Scientist Says Simple Technical Fix Could Resolve TSA Scanner Controversy

The Transportation Security Administration is under fire for its airport screening procedures, but a California scientist says a simple technical fix could resolve some of the controversy.

Dr. Bill Wattenburg, a scientific consultant with the Livermore National Laboratory, says he was slapped down by the Department of Homeland Security after he and his laboratory colleagues submitted a patent application for a screening machine fix in 2006. According to government records, the patent is under appeal.

Wattenberg Patent Application :pdf

The former nuclear weapons designer and weekend radio host says his technical alternation would distort full-body images, much like a fun-house mirror. "It's very, very simple," Wattenburg told FOX News. "Take the titillating image of your body stripped down, and distort it into something comical, turn it into a tiny little head, a big sweeping torso, and tiny little legs."

Airport screeners would still be able to see suspicious materials. Just as "you can still count the buttons on your shirt and the number of pockets" in a fun-house mirror, "you lose absolutely nothing in the suspicious objects you want to examine," Wattenburg explains. "It's what you have on you, next to your body that is of a different density than your flesh that is suspicious or dangerous. So the two are really independent, in my opinion...I think they did it the hard way."

The current batch of machines used in airports across the country would be very easy to retrofit, the scientist says.
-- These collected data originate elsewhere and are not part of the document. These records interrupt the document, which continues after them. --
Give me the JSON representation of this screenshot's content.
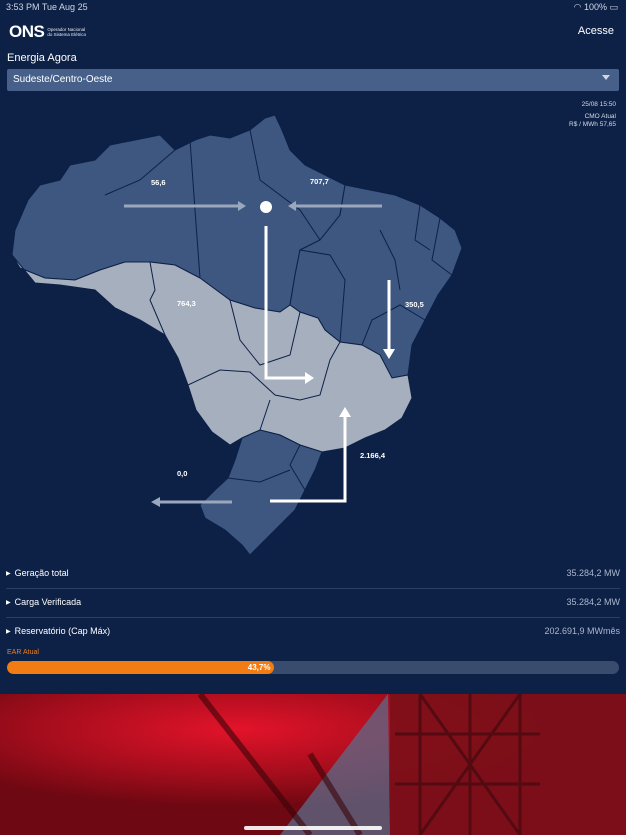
{
  "status_bar": {
    "time": "3:53 PM",
    "date": "Tue Aug 25",
    "battery": "100%"
  },
  "header": {
    "logo_mark": "ONS",
    "logo_text": "Operador Nacional do Sistema Elétrico",
    "login_label": "Acesse"
  },
  "section_title": "Energia Agora",
  "region_select": {
    "selected": "Sudeste/Centro-Oeste"
  },
  "info": {
    "timestamp": "25/08 15:50",
    "cmo_label": "CMO Atual",
    "cmo_value": "R$ / MWh 57,65"
  },
  "flows": {
    "north_west": "56,6",
    "north_east": "707,7",
    "center_west": "764,3",
    "northeast": "350,5",
    "south": "2.166,4",
    "southwest": "0,0"
  },
  "stats": [
    {
      "label": "Geração total",
      "value": "35.284,2 MW"
    },
    {
      "label": "Carga Verificada",
      "value": "35.284,2 MW"
    },
    {
      "label": "Reservatório (Cap Máx)",
      "value": "202.691,9 MWmês"
    }
  ],
  "ear": {
    "label": "EAR Atual",
    "percent_text": "43,7%",
    "fraction": 0.437
  },
  "colors": {
    "background": "#0d2147",
    "region_dark": "#3d5780",
    "region_light": "#a6afbe",
    "accent": "#f27c14"
  }
}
TSA did not immediately respond to a request for comment, but told the Washington Post that it could not confirm Wattenburg's 2006 conversation with federal officials.

"This is probably the first they heard about it," Wattenburg says of the current TSA administration, musing that the official he spoke with four years ago might have just thrown his idea into the waste basket.
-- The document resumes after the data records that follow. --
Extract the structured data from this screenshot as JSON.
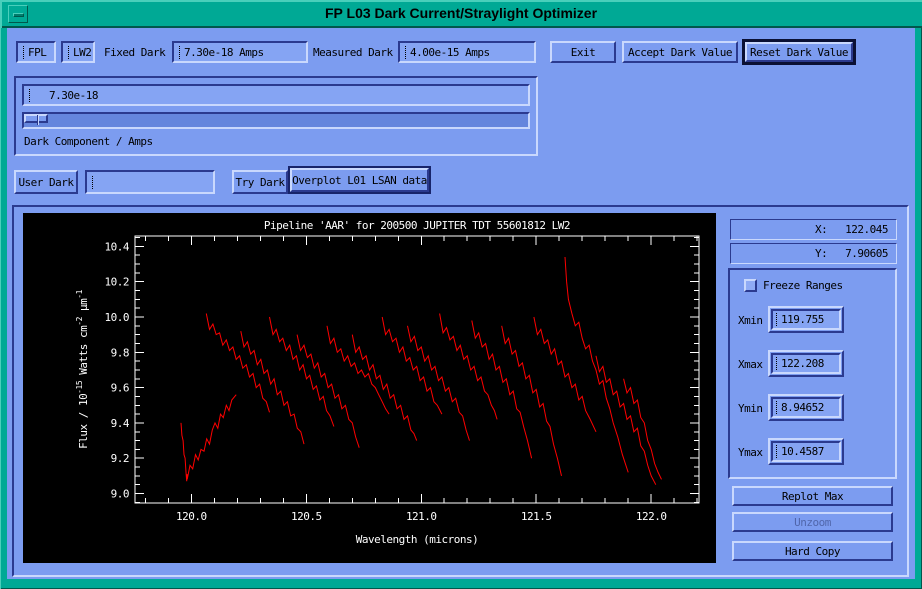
{
  "window": {
    "title": "FP L03 Dark Current/Straylight Optimizer"
  },
  "toolbar": {
    "fpl_value": "FPL",
    "lw2_value": "LW2",
    "fixed_dark_label": "Fixed Dark",
    "fixed_dark_value": "7.30e-18 Amps",
    "measured_dark_label": "Measured Dark",
    "measured_dark_value": "4.00e-15 Amps",
    "exit_label": "Exit",
    "accept_label": "Accept Dark Value",
    "reset_label": "Reset Dark Value"
  },
  "dark_component": {
    "value": "7.30e-18",
    "label": "Dark Component / Amps",
    "slider_fraction": 0.0
  },
  "user_dark": {
    "button_label": "User Dark",
    "input_value": "",
    "try_label": "Try Dark",
    "overplot_label": "Overplot L01 LSAN data"
  },
  "readout": {
    "x_label": "X:",
    "x_value": "122.045",
    "y_label": "Y:",
    "y_value": "7.90605"
  },
  "ranges": {
    "freeze_label": "Freeze Ranges",
    "xmin_label": "Xmin",
    "xmin_value": "119.755",
    "xmax_label": "Xmax",
    "xmax_value": "122.208",
    "ymin_label": "Ymin",
    "ymin_value": "8.94652",
    "ymax_label": "Ymax",
    "ymax_value": "10.4587"
  },
  "actions": {
    "replot_label": "Replot Max",
    "unzoom_label": "Unzoom",
    "hardcopy_label": "Hard Copy"
  },
  "colors": {
    "titlebar": "#00a995",
    "background": "#7c9cf0",
    "plot_bg": "#000000",
    "plot_fg": "#ffffff",
    "series": "#ff0000"
  },
  "chart_data": {
    "type": "line",
    "title": "Pipeline 'AAR' for 200500 JUPITER TDT 55601812 LW2",
    "xlabel": "Wavelength (microns)",
    "ylabel_parts": [
      {
        "t": "Flux  /  10"
      },
      {
        "s": "-15"
      },
      {
        "t": " Watts cm"
      },
      {
        "s": "-2"
      },
      {
        "t": " μm"
      },
      {
        "s": "-1"
      }
    ],
    "xlim": [
      119.755,
      122.208
    ],
    "ylim": [
      8.94652,
      10.4587
    ],
    "x_major_ticks": [
      120.0,
      120.5,
      121.0,
      121.5,
      122.0
    ],
    "x_major_labels": [
      "120.0",
      "120.5",
      "121.0",
      "121.5",
      "122.0"
    ],
    "x_minor_step": 0.1,
    "y_major_ticks": [
      9.0,
      9.2,
      9.4,
      9.6,
      9.8,
      10.0,
      10.2,
      10.4
    ],
    "y_minor_step": 0.05,
    "grid": false,
    "legend": "none",
    "series_color": "#ff0000",
    "scans": [
      [
        [
          119.955,
          9.4
        ],
        [
          119.959,
          9.33
        ],
        [
          119.964,
          9.3
        ],
        [
          119.968,
          9.22
        ],
        [
          119.973,
          9.2
        ],
        [
          119.977,
          9.12
        ],
        [
          119.98,
          9.07
        ],
        [
          119.982,
          9.11
        ]
      ],
      [
        [
          119.982,
          9.08
        ],
        [
          119.994,
          9.16
        ],
        [
          120.006,
          9.14
        ],
        [
          120.018,
          9.22
        ],
        [
          120.03,
          9.19
        ],
        [
          120.042,
          9.25
        ],
        [
          120.055,
          9.24
        ],
        [
          120.067,
          9.31
        ],
        [
          120.079,
          9.28
        ],
        [
          120.091,
          9.36
        ],
        [
          120.103,
          9.4
        ],
        [
          120.115,
          9.37
        ],
        [
          120.127,
          9.45
        ],
        [
          120.139,
          9.43
        ],
        [
          120.152,
          9.5
        ],
        [
          120.164,
          9.47
        ],
        [
          120.176,
          9.53
        ],
        [
          120.195,
          9.56
        ]
      ],
      [
        [
          120.065,
          10.02
        ],
        [
          120.079,
          9.93
        ],
        [
          120.094,
          9.96
        ],
        [
          120.108,
          9.9
        ],
        [
          120.123,
          9.91
        ],
        [
          120.137,
          9.84
        ],
        [
          120.152,
          9.87
        ],
        [
          120.166,
          9.81
        ],
        [
          120.181,
          9.83
        ],
        [
          120.195,
          9.76
        ],
        [
          120.21,
          9.78
        ],
        [
          120.224,
          9.71
        ],
        [
          120.239,
          9.73
        ],
        [
          120.253,
          9.66
        ],
        [
          120.268,
          9.68
        ],
        [
          120.282,
          9.6
        ],
        [
          120.297,
          9.62
        ],
        [
          120.311,
          9.54
        ],
        [
          120.326,
          9.52
        ],
        [
          120.34,
          9.46
        ]
      ],
      [
        [
          120.215,
          9.92
        ],
        [
          120.229,
          9.83
        ],
        [
          120.244,
          9.86
        ],
        [
          120.258,
          9.79
        ],
        [
          120.273,
          9.81
        ],
        [
          120.287,
          9.73
        ],
        [
          120.302,
          9.76
        ],
        [
          120.316,
          9.68
        ],
        [
          120.331,
          9.7
        ],
        [
          120.345,
          9.62
        ],
        [
          120.36,
          9.65
        ],
        [
          120.374,
          9.56
        ],
        [
          120.389,
          9.58
        ],
        [
          120.403,
          9.5
        ],
        [
          120.418,
          9.52
        ],
        [
          120.432,
          9.44
        ],
        [
          120.447,
          9.45
        ],
        [
          120.461,
          9.37
        ],
        [
          120.476,
          9.35
        ],
        [
          120.49,
          9.28
        ]
      ],
      [
        [
          120.34,
          10.0
        ],
        [
          120.355,
          9.9
        ],
        [
          120.369,
          9.93
        ],
        [
          120.384,
          9.86
        ],
        [
          120.398,
          9.88
        ],
        [
          120.413,
          9.81
        ],
        [
          120.428,
          9.84
        ],
        [
          120.442,
          9.76
        ],
        [
          120.457,
          9.78
        ],
        [
          120.471,
          9.7
        ],
        [
          120.486,
          9.73
        ],
        [
          120.501,
          9.65
        ],
        [
          120.515,
          9.67
        ],
        [
          120.53,
          9.59
        ],
        [
          120.544,
          9.61
        ],
        [
          120.559,
          9.53
        ],
        [
          120.574,
          9.55
        ],
        [
          120.588,
          9.47
        ],
        [
          120.603,
          9.44
        ],
        [
          120.62,
          9.38
        ]
      ],
      [
        [
          120.46,
          9.9
        ],
        [
          120.475,
          9.81
        ],
        [
          120.49,
          9.84
        ],
        [
          120.505,
          9.77
        ],
        [
          120.52,
          9.79
        ],
        [
          120.535,
          9.71
        ],
        [
          120.55,
          9.74
        ],
        [
          120.565,
          9.66
        ],
        [
          120.58,
          9.68
        ],
        [
          120.595,
          9.6
        ],
        [
          120.61,
          9.62
        ],
        [
          120.625,
          9.54
        ],
        [
          120.64,
          9.56
        ],
        [
          120.655,
          9.48
        ],
        [
          120.67,
          9.5
        ],
        [
          120.685,
          9.42
        ],
        [
          120.7,
          9.4
        ],
        [
          120.715,
          9.32
        ],
        [
          120.73,
          9.26
        ]
      ],
      [
        [
          120.59,
          9.95
        ],
        [
          120.605,
          9.85
        ],
        [
          120.62,
          9.88
        ],
        [
          120.635,
          9.8
        ],
        [
          120.65,
          9.82
        ],
        [
          120.665,
          9.75
        ],
        [
          120.68,
          9.78
        ],
        [
          120.695,
          9.72
        ],
        [
          120.71,
          9.74
        ],
        [
          120.725,
          9.68
        ],
        [
          120.74,
          9.7
        ],
        [
          120.755,
          9.66
        ],
        [
          120.77,
          9.68
        ],
        [
          120.785,
          9.62
        ],
        [
          120.8,
          9.6
        ],
        [
          120.815,
          9.56
        ],
        [
          120.83,
          9.52
        ],
        [
          120.845,
          9.48
        ],
        [
          120.86,
          9.45
        ]
      ],
      [
        [
          120.7,
          9.9
        ],
        [
          120.715,
          9.8
        ],
        [
          120.73,
          9.83
        ],
        [
          120.745,
          9.76
        ],
        [
          120.76,
          9.78
        ],
        [
          120.775,
          9.7
        ],
        [
          120.79,
          9.73
        ],
        [
          120.805,
          9.65
        ],
        [
          120.82,
          9.67
        ],
        [
          120.835,
          9.59
        ],
        [
          120.85,
          9.62
        ],
        [
          120.865,
          9.54
        ],
        [
          120.88,
          9.56
        ],
        [
          120.895,
          9.48
        ],
        [
          120.91,
          9.5
        ],
        [
          120.925,
          9.42
        ],
        [
          120.94,
          9.44
        ],
        [
          120.955,
          9.36
        ],
        [
          120.968,
          9.34
        ],
        [
          120.98,
          9.3
        ]
      ],
      [
        [
          120.83,
          10.0
        ],
        [
          120.845,
          9.9
        ],
        [
          120.86,
          9.93
        ],
        [
          120.875,
          9.86
        ],
        [
          120.89,
          9.88
        ],
        [
          120.905,
          9.8
        ],
        [
          120.92,
          9.83
        ],
        [
          120.935,
          9.75
        ],
        [
          120.95,
          9.77
        ],
        [
          120.965,
          9.7
        ],
        [
          120.98,
          9.72
        ],
        [
          120.995,
          9.64
        ],
        [
          121.01,
          9.66
        ],
        [
          121.025,
          9.58
        ],
        [
          121.04,
          9.6
        ],
        [
          121.055,
          9.52
        ],
        [
          121.07,
          9.5
        ],
        [
          121.09,
          9.45
        ]
      ],
      [
        [
          120.94,
          9.95
        ],
        [
          120.955,
          9.86
        ],
        [
          120.97,
          9.89
        ],
        [
          120.985,
          9.81
        ],
        [
          121.0,
          9.83
        ],
        [
          121.015,
          9.75
        ],
        [
          121.03,
          9.78
        ],
        [
          121.045,
          9.7
        ],
        [
          121.06,
          9.72
        ],
        [
          121.075,
          9.64
        ],
        [
          121.09,
          9.66
        ],
        [
          121.105,
          9.58
        ],
        [
          121.12,
          9.6
        ],
        [
          121.135,
          9.52
        ],
        [
          121.15,
          9.54
        ],
        [
          121.165,
          9.46
        ],
        [
          121.18,
          9.44
        ],
        [
          121.195,
          9.36
        ],
        [
          121.21,
          9.3
        ]
      ],
      [
        [
          121.08,
          10.02
        ],
        [
          121.095,
          9.91
        ],
        [
          121.11,
          9.94
        ],
        [
          121.125,
          9.87
        ],
        [
          121.14,
          9.89
        ],
        [
          121.155,
          9.81
        ],
        [
          121.17,
          9.84
        ],
        [
          121.185,
          9.76
        ],
        [
          121.2,
          9.78
        ],
        [
          121.215,
          9.7
        ],
        [
          121.23,
          9.72
        ],
        [
          121.245,
          9.64
        ],
        [
          121.26,
          9.66
        ],
        [
          121.275,
          9.58
        ],
        [
          121.29,
          9.56
        ],
        [
          121.305,
          9.5
        ],
        [
          121.318,
          9.47
        ],
        [
          121.33,
          9.42
        ]
      ],
      [
        [
          121.22,
          9.98
        ],
        [
          121.235,
          9.88
        ],
        [
          121.25,
          9.91
        ],
        [
          121.265,
          9.83
        ],
        [
          121.28,
          9.85
        ],
        [
          121.295,
          9.76
        ],
        [
          121.31,
          9.79
        ],
        [
          121.325,
          9.7
        ],
        [
          121.34,
          9.72
        ],
        [
          121.355,
          9.63
        ],
        [
          121.37,
          9.65
        ],
        [
          121.385,
          9.56
        ],
        [
          121.4,
          9.58
        ],
        [
          121.415,
          9.48
        ],
        [
          121.43,
          9.46
        ],
        [
          121.445,
          9.38
        ],
        [
          121.462,
          9.3
        ],
        [
          121.48,
          9.2
        ]
      ],
      [
        [
          121.35,
          9.95
        ],
        [
          121.365,
          9.85
        ],
        [
          121.38,
          9.88
        ],
        [
          121.395,
          9.79
        ],
        [
          121.41,
          9.81
        ],
        [
          121.425,
          9.72
        ],
        [
          121.44,
          9.74
        ],
        [
          121.455,
          9.65
        ],
        [
          121.47,
          9.67
        ],
        [
          121.485,
          9.57
        ],
        [
          121.5,
          9.59
        ],
        [
          121.515,
          9.49
        ],
        [
          121.53,
          9.51
        ],
        [
          121.545,
          9.41
        ],
        [
          121.56,
          9.38
        ],
        [
          121.575,
          9.28
        ],
        [
          121.592,
          9.2
        ],
        [
          121.61,
          9.1
        ]
      ],
      [
        [
          121.49,
          10.0
        ],
        [
          121.505,
          9.9
        ],
        [
          121.52,
          9.93
        ],
        [
          121.535,
          9.85
        ],
        [
          121.55,
          9.87
        ],
        [
          121.565,
          9.79
        ],
        [
          121.58,
          9.82
        ],
        [
          121.595,
          9.73
        ],
        [
          121.61,
          9.75
        ],
        [
          121.625,
          9.66
        ],
        [
          121.64,
          9.68
        ],
        [
          121.655,
          9.6
        ],
        [
          121.67,
          9.62
        ],
        [
          121.685,
          9.53
        ],
        [
          121.7,
          9.55
        ],
        [
          121.715,
          9.47
        ],
        [
          121.735,
          9.42
        ],
        [
          121.76,
          9.35
        ]
      ],
      [
        [
          121.625,
          10.34
        ],
        [
          121.632,
          10.2
        ],
        [
          121.64,
          10.1
        ],
        [
          121.655,
          10.02
        ],
        [
          121.67,
          9.95
        ],
        [
          121.685,
          9.97
        ],
        [
          121.7,
          9.88
        ],
        [
          121.715,
          9.82
        ],
        [
          121.73,
          9.84
        ],
        [
          121.745,
          9.75
        ],
        [
          121.76,
          9.7
        ],
        [
          121.775,
          9.62
        ],
        [
          121.79,
          9.64
        ],
        [
          121.805,
          9.54
        ],
        [
          121.82,
          9.48
        ],
        [
          121.835,
          9.4
        ],
        [
          121.855,
          9.32
        ],
        [
          121.875,
          9.22
        ],
        [
          121.9,
          9.12
        ]
      ],
      [
        [
          121.76,
          9.78
        ],
        [
          121.775,
          9.69
        ],
        [
          121.79,
          9.72
        ],
        [
          121.805,
          9.63
        ],
        [
          121.82,
          9.65
        ],
        [
          121.835,
          9.56
        ],
        [
          121.85,
          9.58
        ],
        [
          121.865,
          9.49
        ],
        [
          121.88,
          9.51
        ],
        [
          121.895,
          9.42
        ],
        [
          121.91,
          9.44
        ],
        [
          121.925,
          9.35
        ],
        [
          121.94,
          9.37
        ],
        [
          121.955,
          9.27
        ],
        [
          121.97,
          9.24
        ],
        [
          121.985,
          9.16
        ],
        [
          122.0,
          9.1
        ],
        [
          122.02,
          9.05
        ]
      ],
      [
        [
          121.88,
          9.65
        ],
        [
          121.895,
          9.57
        ],
        [
          121.91,
          9.6
        ],
        [
          121.925,
          9.51
        ],
        [
          121.94,
          9.53
        ],
        [
          121.955,
          9.43
        ],
        [
          121.97,
          9.4
        ],
        [
          121.985,
          9.3
        ],
        [
          122.0,
          9.25
        ],
        [
          122.015,
          9.17
        ],
        [
          122.03,
          9.12
        ],
        [
          122.045,
          9.08
        ]
      ]
    ]
  }
}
While some angry air travelers are calling for a national "opt-out" day during the busy Thanksgiving travel season, Wattenburg says that ditching full body screenings altogether isn't a good solution to the problem. "The president is right, the TSA is right, and they ought to continue doing it," he says of the screening techniques some have called invasive. "In no way should this suggestion slow down the use of the present standards of procedures. That's just inviting the terrorists to step in a blow a plane apart."
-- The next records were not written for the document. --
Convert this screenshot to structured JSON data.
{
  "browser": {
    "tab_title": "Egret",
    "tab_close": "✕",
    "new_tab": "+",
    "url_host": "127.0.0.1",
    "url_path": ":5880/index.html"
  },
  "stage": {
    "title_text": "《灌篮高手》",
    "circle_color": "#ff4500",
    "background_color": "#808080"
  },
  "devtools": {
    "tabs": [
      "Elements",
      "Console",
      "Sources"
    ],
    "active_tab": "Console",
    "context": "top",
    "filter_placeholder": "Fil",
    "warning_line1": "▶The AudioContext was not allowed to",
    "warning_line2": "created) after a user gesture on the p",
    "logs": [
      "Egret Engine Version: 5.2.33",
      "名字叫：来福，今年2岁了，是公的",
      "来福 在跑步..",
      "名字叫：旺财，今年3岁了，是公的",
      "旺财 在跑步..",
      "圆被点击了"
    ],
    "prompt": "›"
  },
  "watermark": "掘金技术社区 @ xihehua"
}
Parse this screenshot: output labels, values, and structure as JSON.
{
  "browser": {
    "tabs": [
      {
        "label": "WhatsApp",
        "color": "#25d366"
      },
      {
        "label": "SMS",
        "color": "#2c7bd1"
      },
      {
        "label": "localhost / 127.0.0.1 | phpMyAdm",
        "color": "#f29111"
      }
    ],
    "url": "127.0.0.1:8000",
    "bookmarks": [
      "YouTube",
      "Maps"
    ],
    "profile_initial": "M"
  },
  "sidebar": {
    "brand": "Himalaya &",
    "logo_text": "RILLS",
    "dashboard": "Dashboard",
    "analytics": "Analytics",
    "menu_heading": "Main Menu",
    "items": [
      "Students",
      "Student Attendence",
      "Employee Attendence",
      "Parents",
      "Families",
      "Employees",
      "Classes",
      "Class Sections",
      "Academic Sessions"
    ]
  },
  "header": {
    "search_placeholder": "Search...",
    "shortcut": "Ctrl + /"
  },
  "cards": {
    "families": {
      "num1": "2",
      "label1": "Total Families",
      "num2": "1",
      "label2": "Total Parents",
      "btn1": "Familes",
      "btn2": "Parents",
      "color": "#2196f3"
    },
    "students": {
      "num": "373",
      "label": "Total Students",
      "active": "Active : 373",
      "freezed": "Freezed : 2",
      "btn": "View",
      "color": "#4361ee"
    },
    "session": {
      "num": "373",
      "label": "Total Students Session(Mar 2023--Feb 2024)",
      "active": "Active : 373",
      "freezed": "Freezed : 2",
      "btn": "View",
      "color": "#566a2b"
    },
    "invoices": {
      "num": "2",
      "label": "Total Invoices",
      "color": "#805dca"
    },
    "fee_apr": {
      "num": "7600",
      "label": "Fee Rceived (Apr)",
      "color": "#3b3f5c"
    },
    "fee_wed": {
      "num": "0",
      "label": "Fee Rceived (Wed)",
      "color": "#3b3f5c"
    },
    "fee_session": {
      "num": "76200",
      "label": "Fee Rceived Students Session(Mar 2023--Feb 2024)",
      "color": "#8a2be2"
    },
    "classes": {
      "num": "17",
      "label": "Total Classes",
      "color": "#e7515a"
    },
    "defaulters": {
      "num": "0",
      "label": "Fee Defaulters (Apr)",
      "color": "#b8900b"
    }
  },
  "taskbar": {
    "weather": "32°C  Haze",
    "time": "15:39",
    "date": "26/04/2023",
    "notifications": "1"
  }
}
Recalling that scientists at the Livermore facility knew "instantly" that the scanners, would cause backlash over privacy concerns, Wattenburg says, "What's too bad is that I think 99 percent of the protests would not have happened, had they done this in the beginning." But he adds that any machine that creates images likely stores them somewhere, whether they are fun-house-style pictures or not. "They might say we always throw them away," he says, but "everything gets posted and archived."